NLU training data issue

I am newbie to RASA and exploring NLU module of RASA. I am trying to train a model with below sample data but RASA is throwing warnings as provided. Can anybody please suggest anything wrong here.

Pipeline:

language: “en”

pipeline:

  • name: “SpacyNLP”
  • name: “SpacyTokenizer”
  • name: “RegexFeaturizer”
  • name: “SpacyFeaturizer”
  • name: “CRFEntityExtractor”
  • name: “EntitySynonymMapper”
  • name: “SklearnIntentClassifier”

Training data:

{ “rasa_nlu_data”: { “lookup_tables”: [], “common_examples”: [ { “text”: “cancellation fee for waiver code TEST12”, “intent”: “extract_waiver_code”, “entities”: [ { “start”: 59, “end”: 63, “entity”: “waiver_code”, “value”: “TEST12” } ] }, { “text”: “Waiver code 12TEST to waive change fee only”, “intent”: “extract_waiver_code”, “entities”: [ { “start”: 38, “end”: 42, “entity”: “waiver_code”, “value”: “12TEST” } ] }, { “text”: “XYZ is waiving change fees due to tropical storm Sally”, “intent”: “waiver_reason”, “entities”: [ { “start”: 71, “end”: 76, “entity”: “reason_name”, “value”: “storm” } ] }, { “text”: “ABC is waiving change fees due to storm Sally”, “intent”: “waiver_reason”, “entities”: [ { “start”: 71, “end”: 76, “entity”: “reason_name”, “value”: “storm” } ] } ] } }

RASA NLU training warnigns/errors: /opt/venv/lib/python3.7/site-packages/rasa/utils/common.py:363: UserWarning: Misaligned entity annotation in message ‘cancellation fee for waiver code TEST12’ with intent ‘extract_waiver_code’. Make sure the start and end values of entities in the training data match the token boundaries (e.g. entities don’t include trailing whitespaces or punctuation).

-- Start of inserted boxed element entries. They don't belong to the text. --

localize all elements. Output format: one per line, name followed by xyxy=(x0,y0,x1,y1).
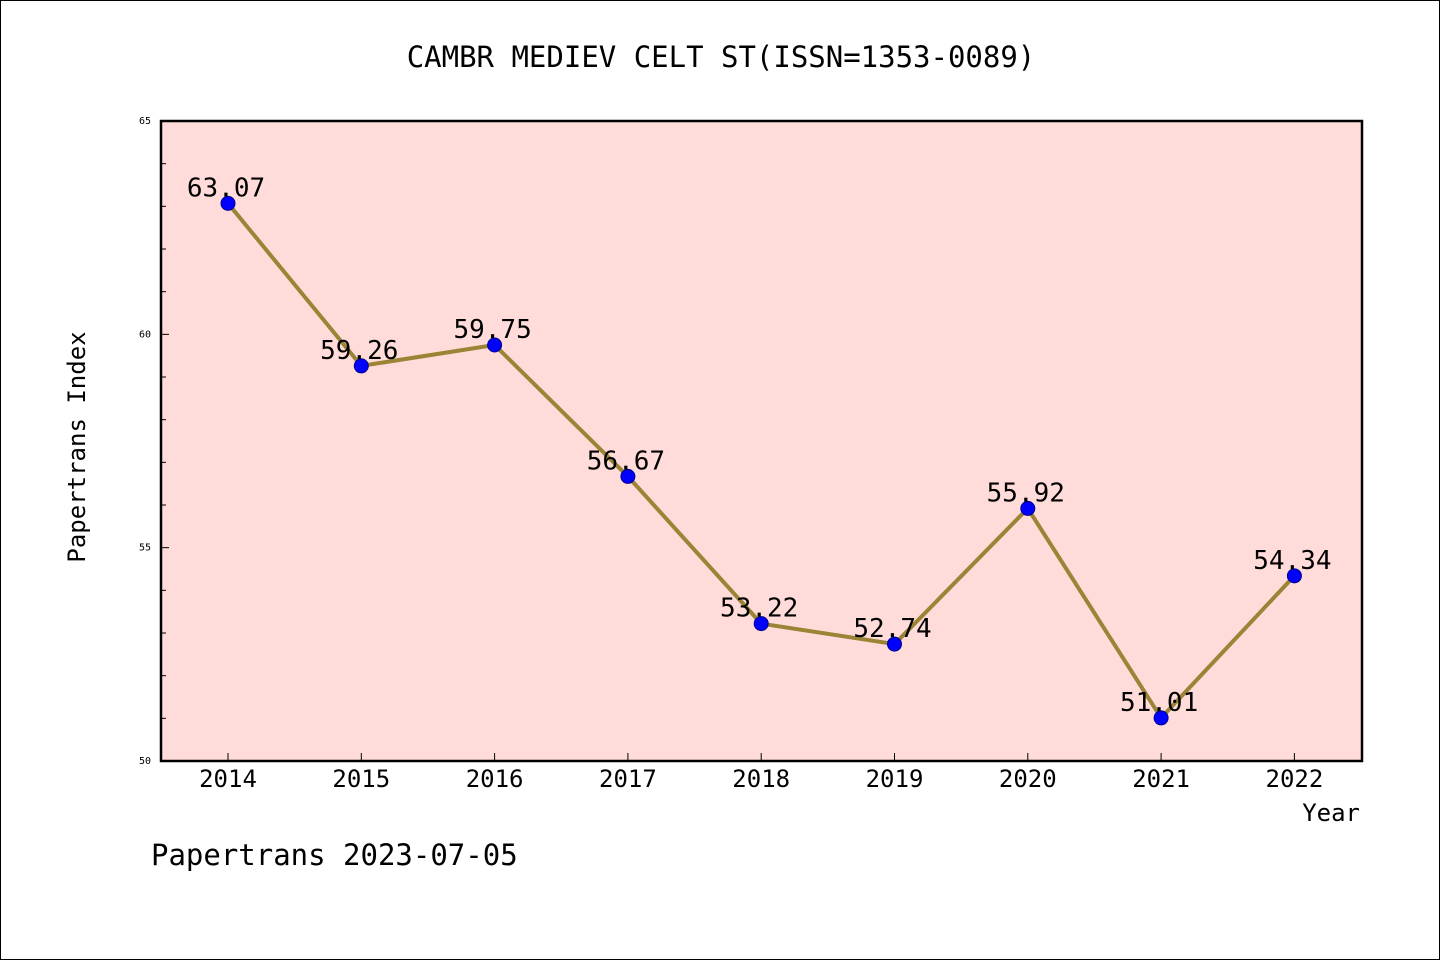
data-point xyxy=(753,616,769,632)
plot-area xyxy=(159,119,1364,763)
y-axis-ticks: 50 55 60 65 xyxy=(139,116,169,767)
data-point xyxy=(1020,500,1036,516)
x-tick-label: 2020 xyxy=(999,765,1057,793)
x-tick-label: 2019 xyxy=(866,765,924,793)
x-tick-label: 2022 xyxy=(1266,765,1324,793)
data-point xyxy=(353,358,369,374)
data-label: 52.74 xyxy=(853,614,931,644)
data-label: 55.92 xyxy=(987,478,1065,508)
y-tick-label: 55 xyxy=(139,543,151,554)
y-tick-label: 65 xyxy=(139,116,151,127)
x-tick-label: 2018 xyxy=(732,765,790,793)
x-axis-ticks: 2014 2015 2016 2017 2018 2019 2020 2021 2022 xyxy=(199,753,1323,793)
data-label: 59.75 xyxy=(453,315,531,345)
data-point xyxy=(220,195,236,211)
data-point xyxy=(1286,568,1302,584)
data-point xyxy=(887,636,902,652)
data-label: 53.22 xyxy=(720,594,798,624)
x-tick-label: 2021 xyxy=(1132,765,1190,793)
data-point xyxy=(1153,710,1169,726)
data-labels-group: 63.07 59.26 59.75 56.67 53.22 52.74 55.92 51.01… xyxy=(187,173,1332,718)
data-label: 51.01 xyxy=(1120,688,1198,718)
x-tick-label: 2016 xyxy=(466,765,524,793)
data-point xyxy=(620,468,636,484)
x-tick-label: 2014 xyxy=(199,765,257,793)
data-label: 54.34 xyxy=(1253,546,1331,576)
data-point xyxy=(487,337,503,353)
data-label: 63.07 xyxy=(187,173,265,203)
y-tick-label: 50 xyxy=(139,756,151,767)
y-axis-label: Papertrans Index xyxy=(63,331,91,562)
series-group xyxy=(220,195,1302,726)
chart-title: CAMBR MEDIEV CELT ST(ISSN=1353-0089) xyxy=(407,40,1036,74)
x-tick-label: 2017 xyxy=(599,765,657,793)
y-tick-label: 60 xyxy=(139,329,151,340)
x-tick-label: 2015 xyxy=(332,765,390,793)
footer-text: Papertrans 2023-07-05 xyxy=(151,838,518,872)
data-label: 59.26 xyxy=(320,336,398,366)
x-axis-label: Year xyxy=(1302,799,1360,827)
data-label: 56.67 xyxy=(587,446,665,476)
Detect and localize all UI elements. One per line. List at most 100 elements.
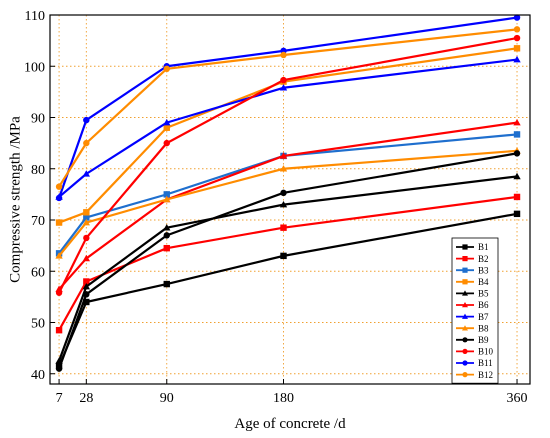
- data-point: [83, 209, 90, 216]
- data-point: [513, 26, 521, 33]
- data-point: [163, 232, 170, 239]
- data-point: [55, 326, 63, 334]
- data-point: [82, 282, 91, 290]
- y-tick-label: 110: [25, 9, 45, 24]
- legend-marker: [462, 267, 468, 273]
- data-point: [55, 183, 63, 190]
- series-b1: [55, 210, 521, 370]
- y-tick-label: 40: [31, 368, 45, 383]
- legend-marker: [462, 279, 468, 285]
- data-point: [55, 194, 63, 202]
- data-point: [513, 193, 521, 201]
- data-point: [279, 152, 288, 159]
- data-point: [55, 252, 63, 259]
- legend-label: B9: [478, 335, 489, 345]
- legend-label: B11: [478, 358, 493, 368]
- series-line: [58, 133, 518, 254]
- x-tick-label: 360: [507, 391, 528, 406]
- data-point: [83, 214, 90, 221]
- data-point: [83, 298, 90, 306]
- x-axis-title: Age of concrete /d: [234, 416, 346, 432]
- data-point: [163, 195, 171, 203]
- legend-item-b4: B4: [456, 277, 489, 287]
- series-b10: [55, 34, 521, 296]
- series-layer: [55, 14, 521, 372]
- legend-item-b3: B3: [456, 265, 489, 275]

More info at https://rasa.com/docs/rasa/nlu/training-data-format/ /opt/venv/lib/python3.7/site-packages/rasa/utils/common.py:363: UserWarning: Misaligned entity annotation in message ‘Waiver code 12TEST to waive change fee only’ with intent ‘extract_waiver_code’. Make sure the start and end values of entities in the training data match the token boundaries (e.g. entities don’t include trailing whitespaces or punctuation). More info at https://rasa.com/docs/rasa/nlu/training-data-format/ /opt/venv/lib/python3.7/site-packages/rasa/utils/common.py:363: UserWarning: Misaligned entity annotation in message ‘XYZ is waiving change fees due to tropical storm Sally’ with intent ‘waiver_reason’. Make sure the start and end values of entities in the training data match the token boundaries (e.g. entities don’t include trailing whitespaces or punctuation). More info at https://rasa.com/docs/rasa/nlu/training-data-format/ /opt/venv/lib/python3.7/site-packages/rasa/utils/common.py:363: UserWarning: Misaligned entity annotation in message ‘ABC is waiving change fees due to storm Sally’ with intent ‘waiver_reason’. Make sure the start and end values of entities in the training data match the token boundaries (e.g. entities don’t include trailing whitespaces or punctuation). More info at https://rasa.com/docs/rasa/nlu/training-data-format/ 2020-10-16 00:08:38 INFO rasa.nlu.model - Finished training component. 2020-10-16 00:08:38 INFO rasa.nlu.model - Starting to train component EntitySynonymMapper /opt/venv/lib/python3.7/site-packages/rasa/utils/common.py:363: UserWarning: Found conflicting synonym definitions for ‘’. Overwriting target ‘TEST12’ with ‘storm’. Check your training data and remove conflicting synonym definitions to prevent this from happening. More info at https://rasa.com/docs/rasa/nlu/training-data-format/#entity-synonyms

it means that start and end indices of your entities don’t align with word boundaries

1 Like

Thanks.its working after correcting the token positions.